Little did Cook know Thomas was making moves of her own to find Kellymoss’ next driver and do something about the woeful lack of women in racing. Working with IndyCar pioneer Lyn St. James, the first woman to win Indy 500 Rookie of the Year, Thomas put together an all-female scholarship competition in 2022 in which 12 supremely talented women jousted for one spot on the team. Cook hung on through rounds of interviews, fitness evaluations, and media-savvy tests, eventually coming out on top after a final driving test and securing her seat for 2023.
“[Sabré is] the real thing,” Thomas says. “It doesn’t matter what she looks like or anything like that. When she’s in the car, she’s a competitor first and foremost.”
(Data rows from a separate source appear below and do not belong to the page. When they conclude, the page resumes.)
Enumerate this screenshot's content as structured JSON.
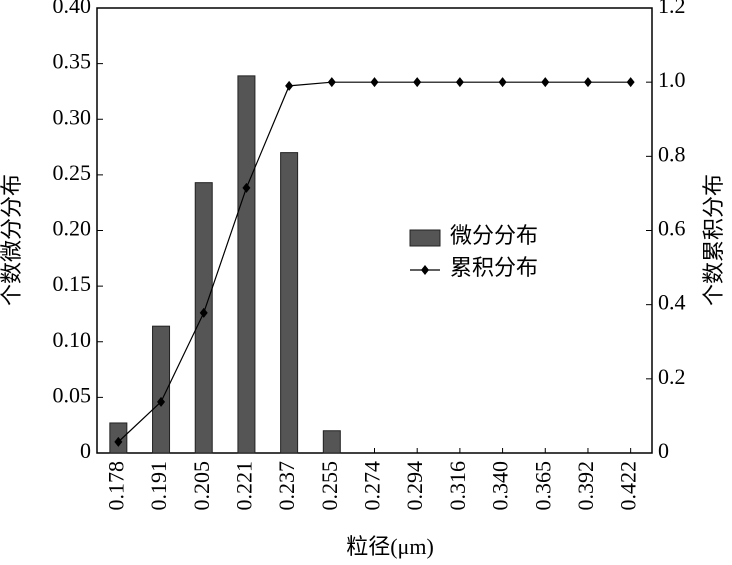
{
  "chart_data": {
    "type": "bar",
    "x_label": "粒径(μm)",
    "y_label": "个数微分分布",
    "y2_label": "个数累积分布",
    "categories": [
      "0.178",
      "0.191",
      "0.205",
      "0.221",
      "0.237",
      "0.255",
      "0.274",
      "0.294",
      "0.316",
      "0.340",
      "0.365",
      "0.392",
      "0.422"
    ],
    "series": [
      {
        "name": "微分分布",
        "type": "bar",
        "color": "#555555",
        "values": [
          0.027,
          0.114,
          0.243,
          0.339,
          0.27,
          0.02,
          0,
          0,
          0,
          0,
          0,
          0,
          0
        ]
      },
      {
        "name": "累积分布",
        "type": "line",
        "axis": "y2",
        "color": "#000000",
        "values": [
          0.03,
          0.138,
          0.378,
          0.715,
          0.99,
          1.0,
          1.0,
          1.0,
          1.0,
          1.0,
          1.0,
          1.0,
          1.0
        ]
      }
    ],
    "ylim": [
      0,
      0.4
    ],
    "yticks": [
      0,
      0.05,
      {
        "value": 0.1,
        "label": "0.10"
      },
      0.15,
      {
        "value": 0.2,
        "label": "0.20"
      },
      0.25,
      {
        "value": 0.3,
        "label": "0.30"
      },
      0.35,
      {
        "value": 0.4,
        "label": "0.40"
      }
    ],
    "y2lim": [
      0,
      1.2
    ],
    "y2ticks": [
      0,
      0.2,
      0.4,
      0.6,
      0.8,
      {
        "value": 1,
        "label": "1.0"
      },
      1.2
    ],
    "grid": false
  }
}
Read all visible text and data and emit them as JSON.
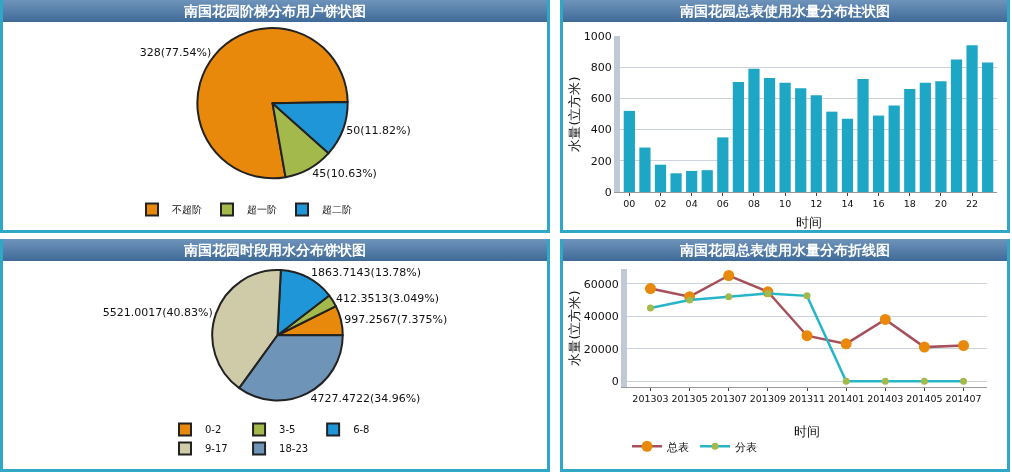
{
  "chart_data": [
    {
      "type": "pie",
      "title": "南国花园阶梯分布用户饼状图",
      "categories": [
        "不超阶",
        "超一阶",
        "超二阶"
      ],
      "values": [
        328,
        45,
        50
      ],
      "colors": [
        "#e8890c",
        "#a4b94c",
        "#1f96d8"
      ],
      "value_labels": [
        "328(77.54%)",
        "45(10.63%)",
        "50(11.82%)"
      ],
      "legend": "bottom left"
    },
    {
      "type": "bar",
      "title": "南国花园总表使用水量分布柱状图",
      "xlabel": "时间",
      "ylabel": "水量(立方米)",
      "categories": [
        "00",
        null,
        "02",
        null,
        "04",
        null,
        "06",
        null,
        "08",
        null,
        "10",
        null,
        "12",
        null,
        "14",
        null,
        "16",
        null,
        "18",
        null,
        "20",
        null,
        "22",
        null
      ],
      "values": [
        520,
        285,
        175,
        120,
        135,
        140,
        350,
        705,
        790,
        730,
        700,
        665,
        620,
        515,
        470,
        725,
        490,
        555,
        660,
        700,
        710,
        850,
        940,
        830
      ],
      "color": "#1ea7c4",
      "ylim": [
        0,
        1000
      ],
      "yticks": [
        0,
        200,
        400,
        600,
        800,
        1000
      ],
      "grid": "y"
    },
    {
      "type": "pie",
      "title": "南国花园时段用水分布饼状图",
      "categories": [
        "0-2",
        "3-5",
        "6-8",
        "9-17",
        "18-23"
      ],
      "values": [
        997.2567,
        412.3513,
        1863.7143,
        5521.0017,
        4727.4722
      ],
      "colors": [
        "#e8890c",
        "#a4b94c",
        "#1f96d8",
        "#cfcba8",
        "#6e94b8"
      ],
      "value_labels": [
        "997.2567(7.375%)",
        "412.3513(3.049%)",
        "1863.7143(13.78%)",
        "5521.0017(40.83%)",
        "4727.4722(34.96%)"
      ],
      "legend": "bottom left"
    },
    {
      "type": "line",
      "title": "南国花园总表使用水量分布折线图",
      "xlabel": "时间",
      "ylabel": "水量(立方米)",
      "categories": [
        "201303",
        "201305",
        "201307",
        "201309",
        "201311",
        "201401",
        "201403",
        "201405",
        "201407"
      ],
      "ylim": [
        -3500,
        69000
      ],
      "yticks": [
        0,
        20000,
        40000,
        60000
      ],
      "grid": "y",
      "marker": "circle",
      "legend": "bottom left",
      "series": [
        {
          "name": "总表",
          "color": "#a5505a",
          "colors": [
            "#e8890c",
            "#e8890c",
            "#e8890c",
            "#e8890c",
            "#e8890c",
            "#e8890c",
            "#e8890c",
            "#e8890c",
            "#e8890c"
          ],
          "values": [
            57000,
            52000,
            65000,
            55000,
            28000,
            23000,
            38000,
            21000,
            22000
          ]
        },
        {
          "name": "分表",
          "color": "#27b5c8",
          "colors": [
            "#a4b94c",
            "#a4b94c",
            "#a4b94c",
            "#a4b94c",
            "#a4b94c",
            "#a4b94c",
            "#a4b94c",
            "#a4b94c",
            "#a4b94c"
          ],
          "values": [
            45000,
            50000,
            52000,
            54000,
            52500,
            0,
            0,
            0,
            0
          ]
        }
      ]
    }
  ]
}
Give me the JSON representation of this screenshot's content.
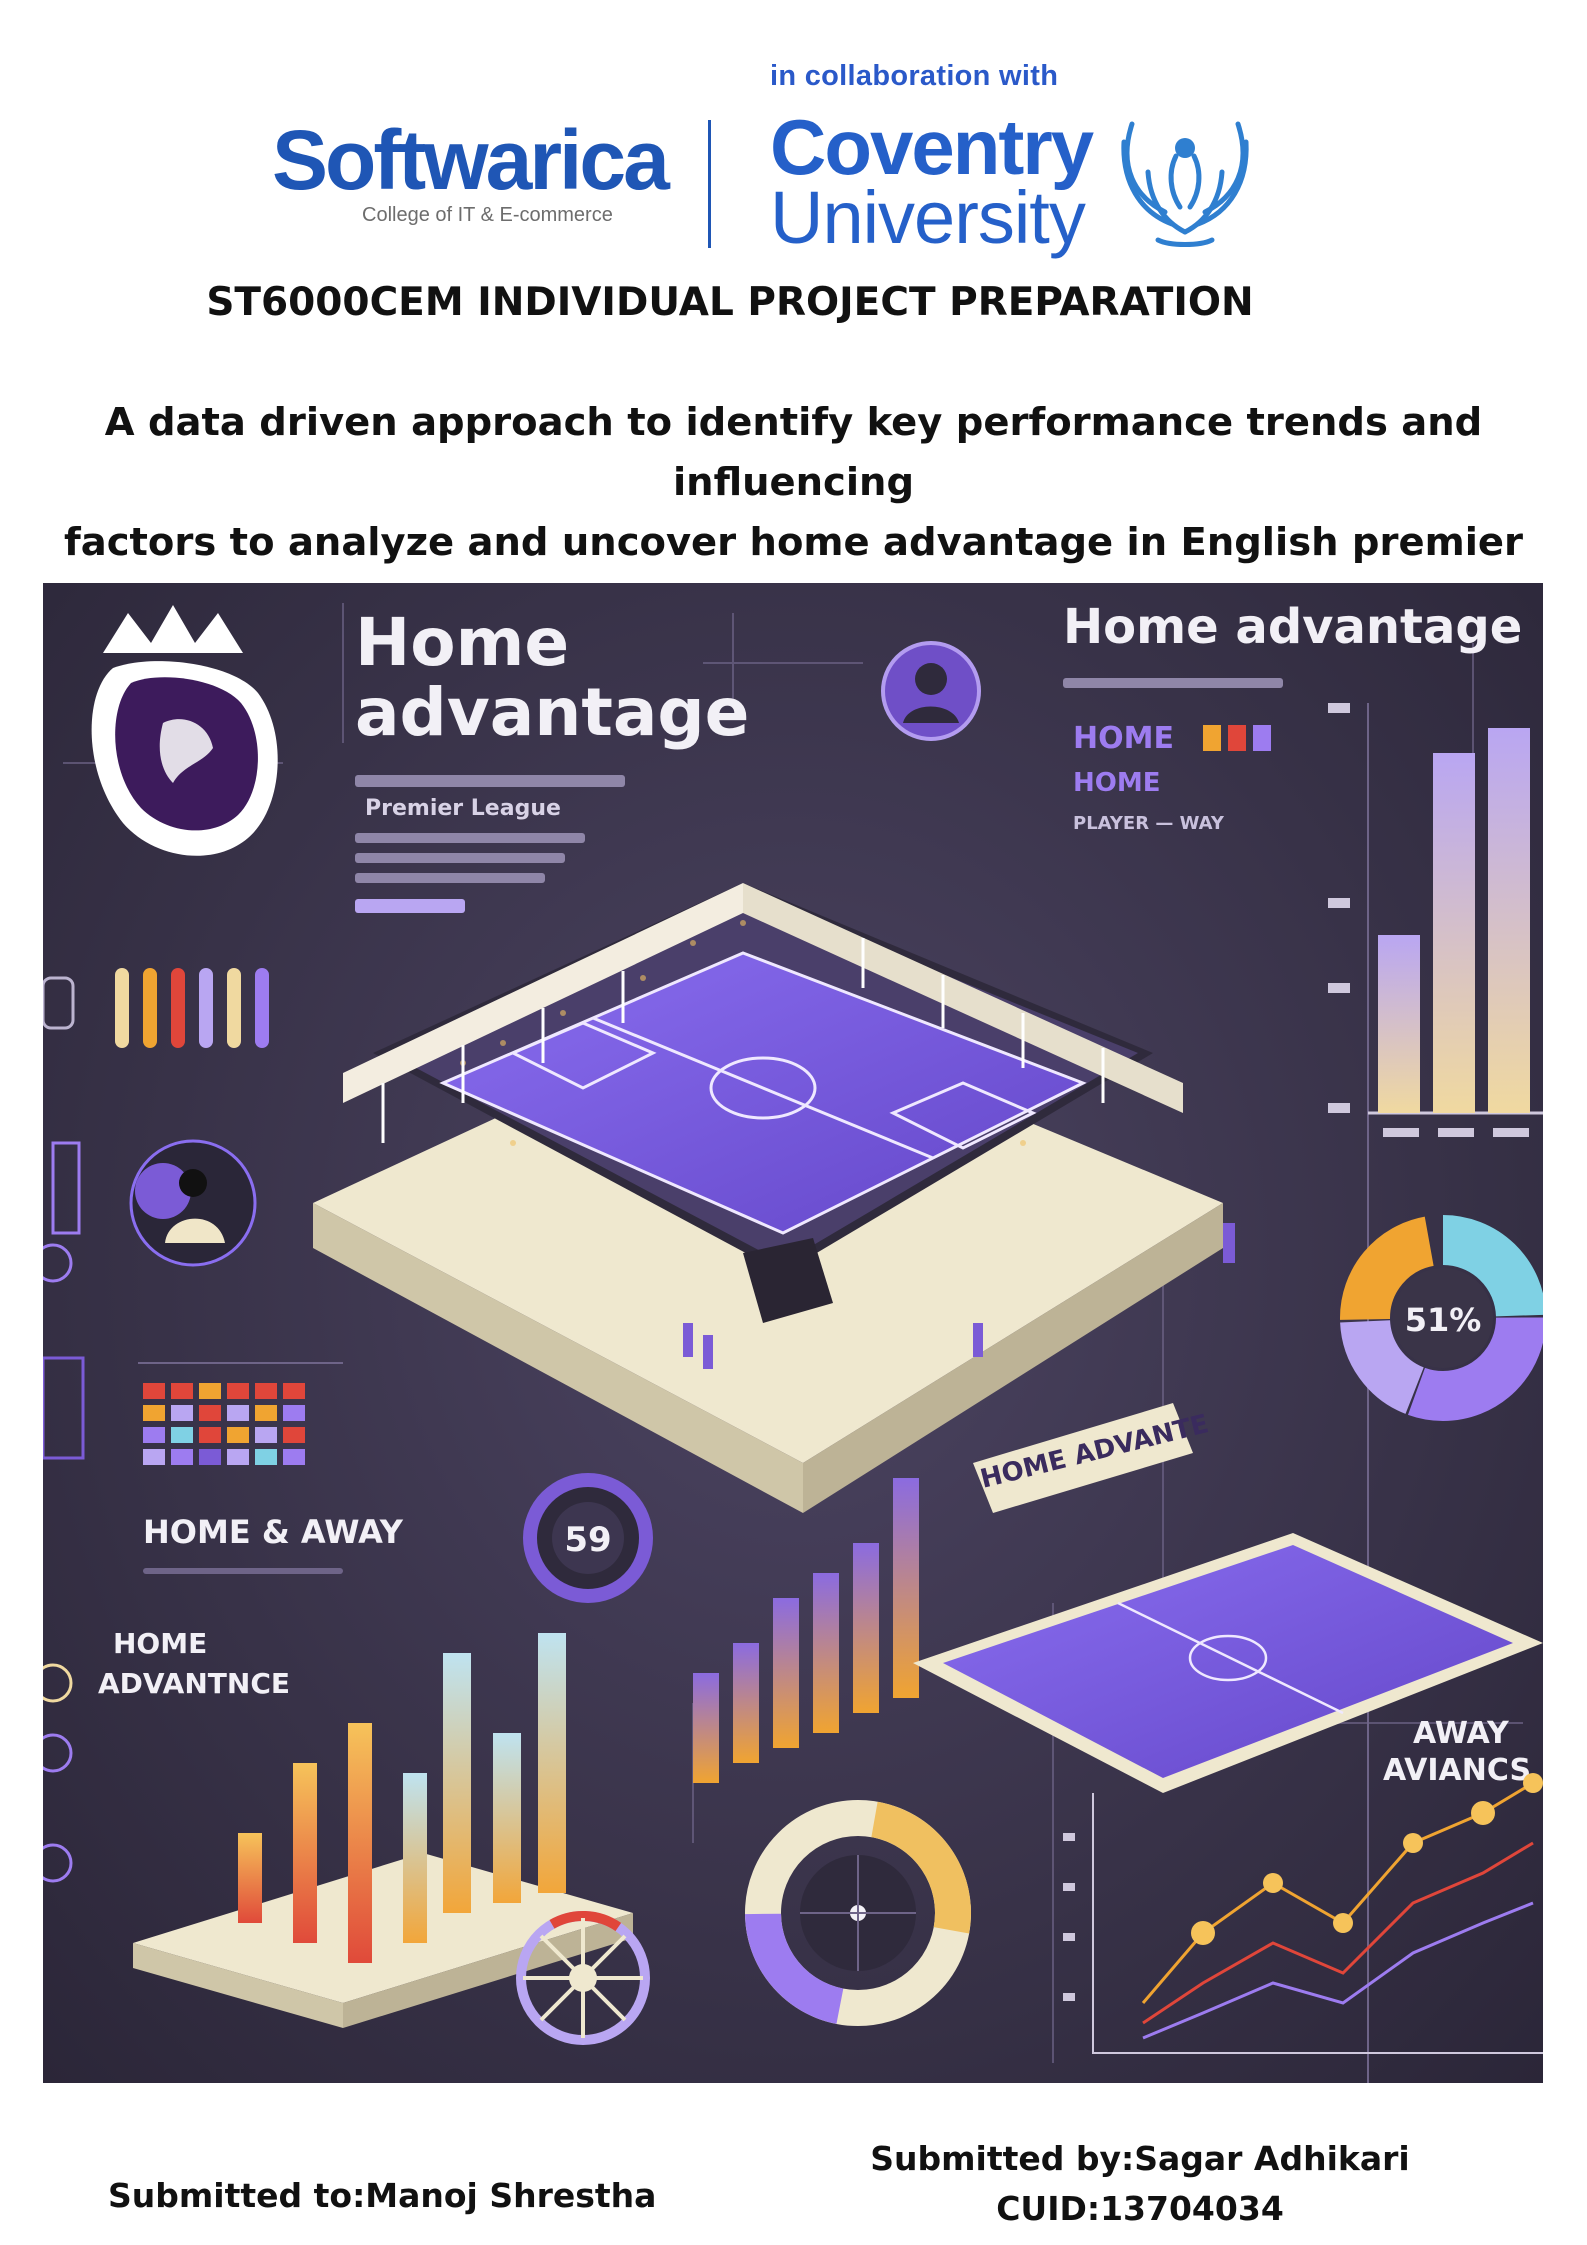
{
  "header": {
    "collaboration_text": "in collaboration with",
    "softwarica": {
      "name": "Softwarica",
      "subtitle": "College of IT & E-commerce"
    },
    "coventry": {
      "line1": "Coventry",
      "line2": "University"
    },
    "brand_colors": {
      "softwarica": "#1f56b5",
      "coventry": "#2560c9"
    }
  },
  "module_title": "ST6000CEM INDIVIDUAL PROJECT PREPARATION",
  "project_title": {
    "line1": "A data driven approach to identify key performance trends and influencing",
    "line2": "factors to analyze and uncover home advantage in English premier league."
  },
  "illustration": {
    "headline": {
      "line1": "Home",
      "line2": "advantage"
    },
    "headline_right": "Home advantage",
    "league_caption": "Premier League",
    "badge_number": "59",
    "donut_center": "51%",
    "panel_labels": {
      "home_away": "HOME & AWAY",
      "home_advantage": {
        "line1": "HOME",
        "line2": "ADVANTNCE"
      },
      "home_advante_banner": "HOME ADVANTE",
      "away_advancs": {
        "line1": "AWAY",
        "line2": "AVIANCS"
      },
      "legend_rows": [
        "HOME",
        "HOME",
        "PLAYER — WAY"
      ]
    },
    "palette": {
      "purple": "#7b5bd6",
      "cream": "#efe8cf",
      "orange": "#f0a431",
      "red": "#e0463a",
      "teal": "#7fd1e4"
    }
  },
  "footer": {
    "submitted_to": "Submitted to:Manoj Shrestha",
    "submitted_by": "Submitted by:Sagar Adhikari",
    "cuid": "CUID:13704034"
  }
}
That’s partly why Cook might be hard to read to some. Her first practice in Miami was spoiled by technical issues, something that was evident when she returned to the pits but hardly a setback for her weekend. Despite having less track time than she wanted—on a tough, awkward course, no less—she qualified in the top half of the 40-car grid and finished sixth in the first, making up 12 places from the start. A ninth-place finish wrapped up her best racing weekend in years.
An impressive finish for sure, but one that she could improve on, she says. With unflinching accuracy, she rattles off the opportunities she had to pass rivals sometimes laps in advance in specific corners with a near-photographic memory. It’s all part of the way she analyzes data, looking to capitalize on her opportunities.
In fact, that was one of her gratitudes for the morning before the race. She says she’s grateful for her team at Kellymoss and she was grateful for her opportunity to make up time she lost in the first practice, where she was unable to make it to the track. Her third gratitude? Her emotional resilience kept her competitive in qualifying.
And there is still much for her to learn, this she knows. This past weekend saw rounds seven and eight of the Porsche Carrera Cup at Watkins Glen, where Cook finished 13th and 14th respectively, a tiny step back though still a very strong showing for a rookie campaign. But that’s the nature of progress.
“I have a big delta to make up to everyone here with seat time in the cars and experience on the tracks. Everything I need to do pushes me in my day-to-day. I need to do that extra time in the gym, I need to do a little bit more in every workout. Every little delta will get me closer to what I want to do,” she says.